Ancient Egyptian: The lotus is featured prominently in Egyptian art and architecture, especially in connection with Egypt’s temples. In Egyptian mythology, the lotus was associated with the sun, because it blooms by day and closes by night. The lotus also symbolized rebirth, since one Egyptian creation myth tells of the newborn sun god rising out of a floating lotus. The blue lotus was sacred to the ancient Egyptians, who valued it not only for its rich perfume but also for its narcotic ability to produce heightened awareness and tranquillity.
Native American: Certain tribes found all parts of the American lotus edible, the flower symbolized the sun’s power to transform energy into food.

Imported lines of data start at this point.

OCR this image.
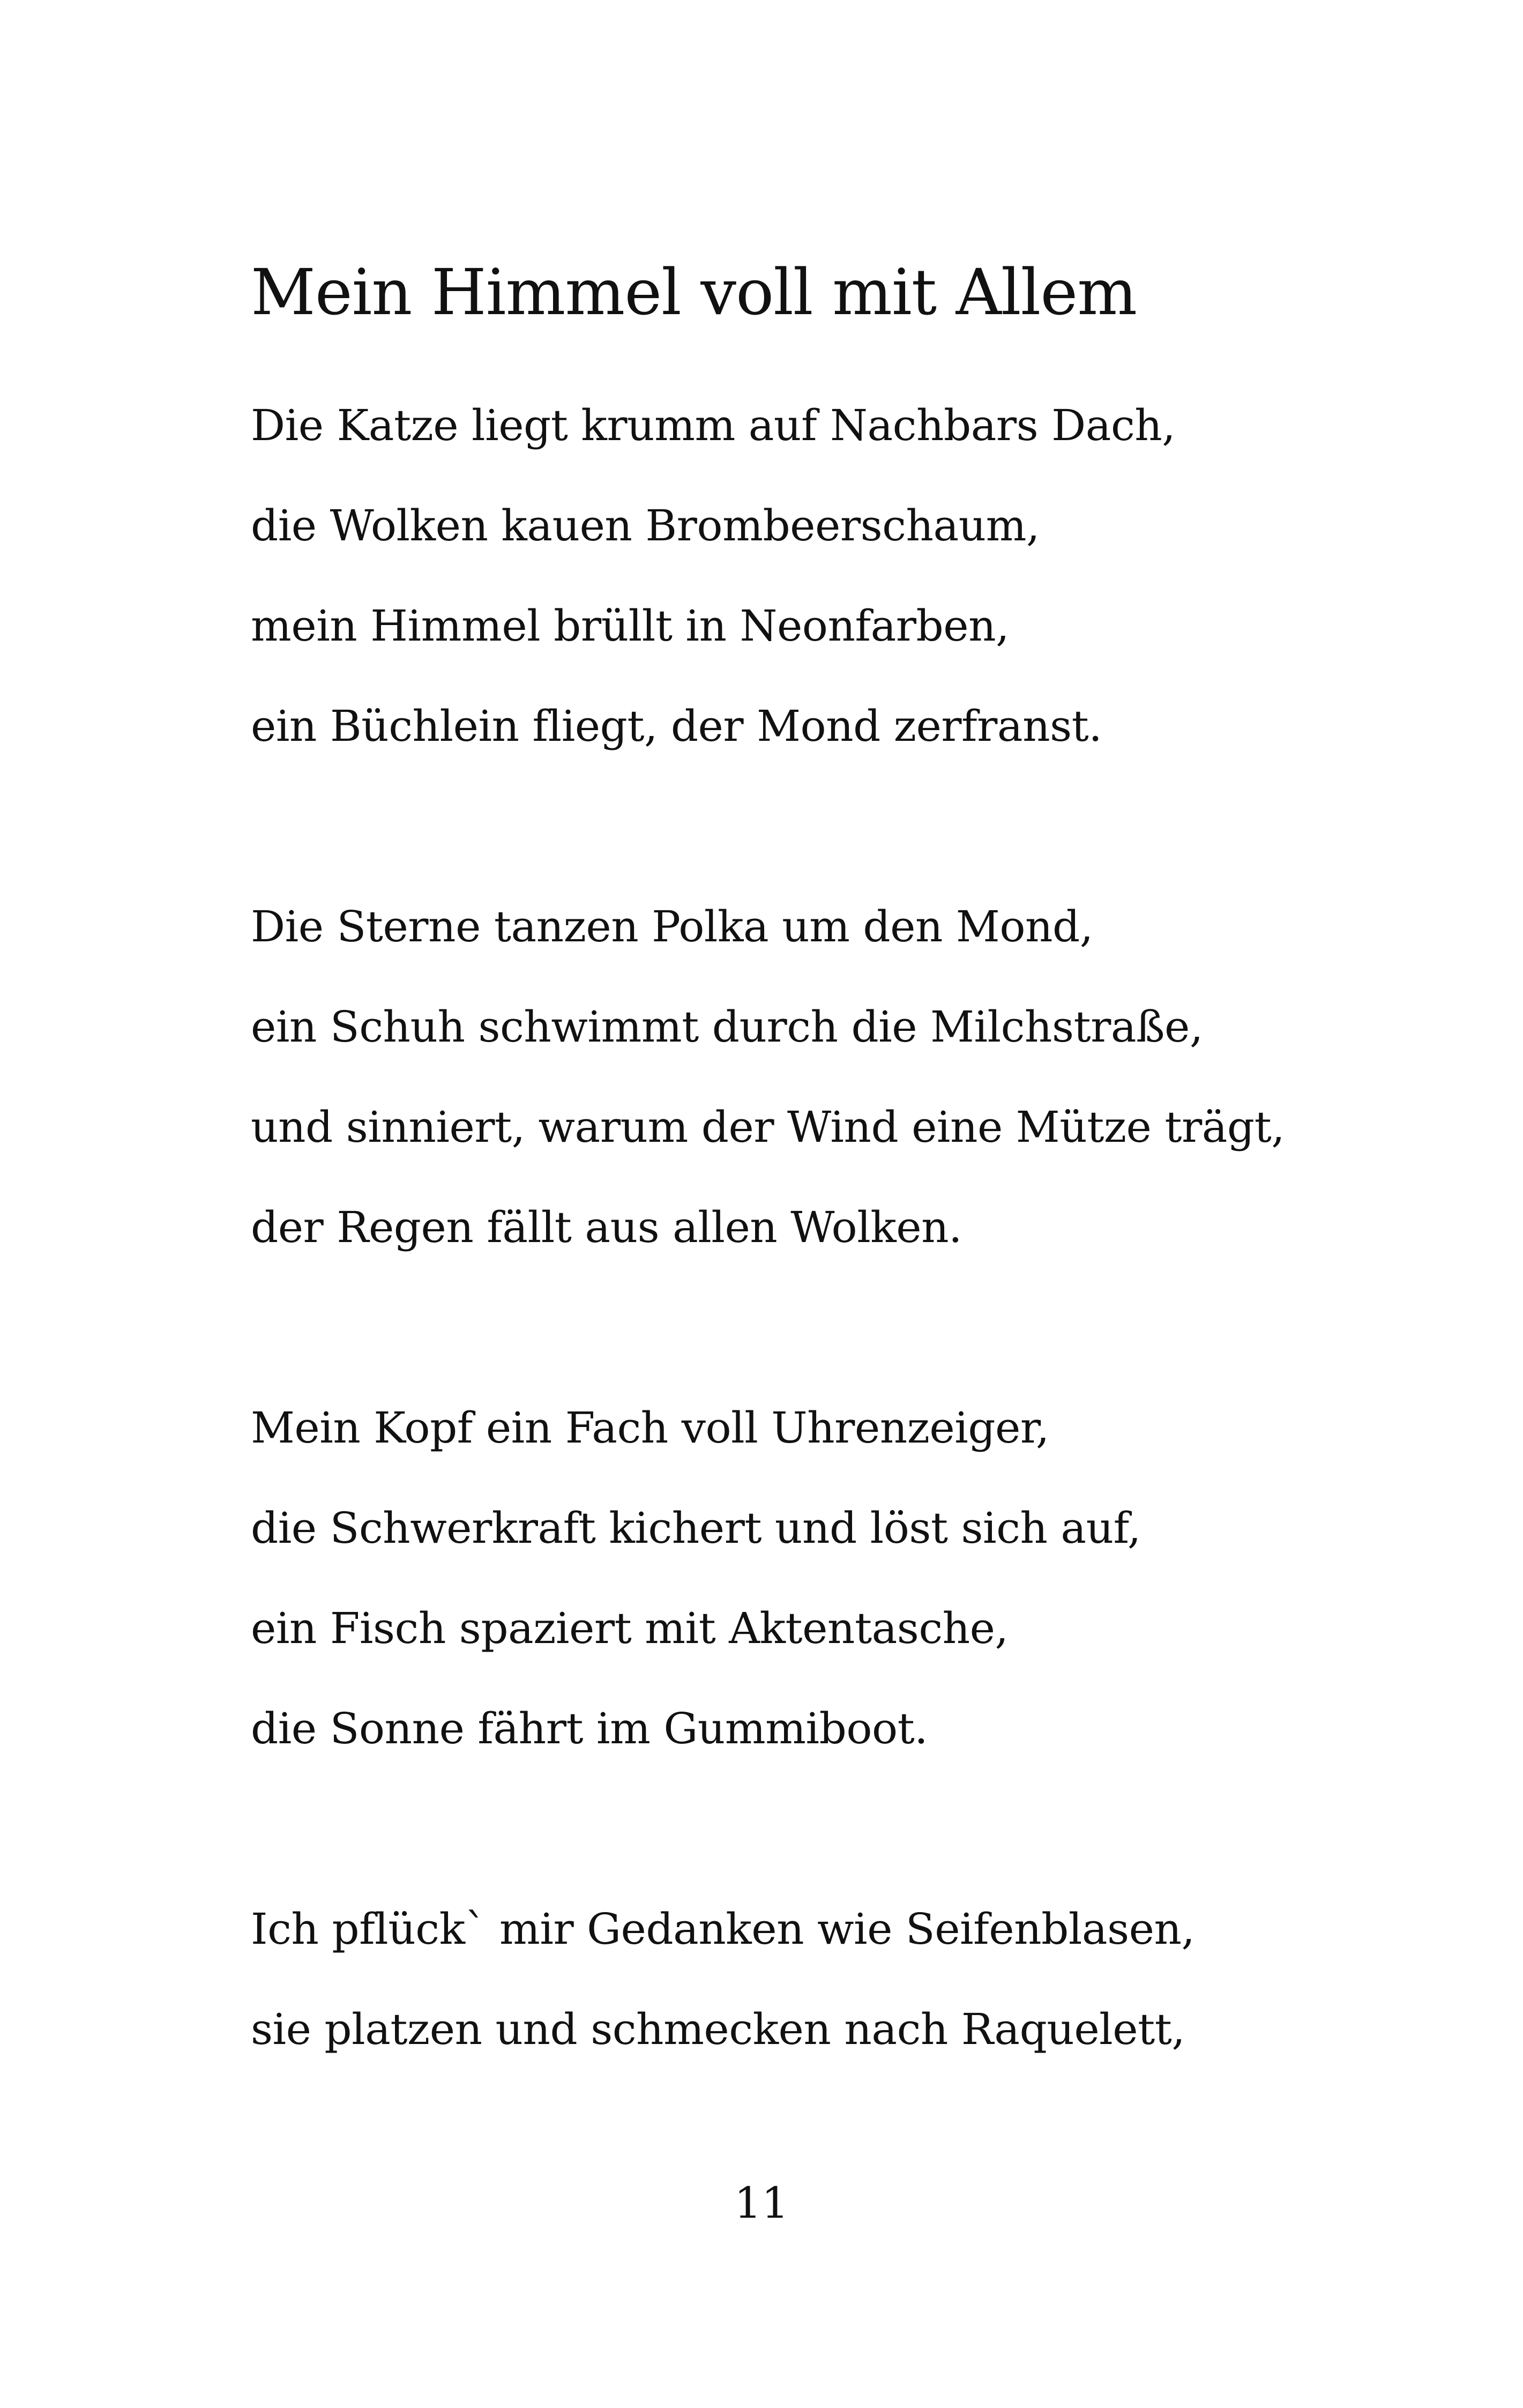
Mein Himmel voll mit Allem

Die Katze liegt krumm auf Nachbars Dach,
die Wolken kauen Brombeerschaum,
mein Himmel brüllt in Neonfarben,
ein Büchlein fliegt, der Mond zerfranst.

Die Sterne tanzen Polka um den Mond,
ein Schuh schwimmt durch die Milchstraße,
und sinniert, warum der Wind eine Mütze trägt,
der Regen fällt aus allen Wolken.

Mein Kopf ein Fach voll Uhrenzeiger,
die Schwerkraft kichert und löst sich auf,
ein Fisch spaziert mit Aktentasche,
die Sonne fährt im Gummiboot.

Ich pflück` mir Gedanken wie Seifenblasen,
sie platzen und schmecken nach Raquelett,

11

The seeds were once an especially important part of the Native American diet; in fact, the genus name Nelumbo means “sacred bean.”
Taoism: The lotus is also highly esteemed by Taoists. Among the Eight Immortals of Taoism is Ho Hsien Ku, her symbol the open lotus blossom, signifying openness and wisdom. The lotus flower is a favorite of Taoist artists, who paint it to remind us of the miracle of beauty, light and life, and to communicate an understanding of the Tao and of our place in the world.
China: A feature of the lotus plant that has found its way into Chinese poetry is its stalk, which is easy to bend but difficult to break because of its many strong fibres. Poets liken this quality to the bonds between lovers or family members.
India: According to the Indian culture the lotus flower denotes prosperity knowledge and learning, fruitfulness and illumination.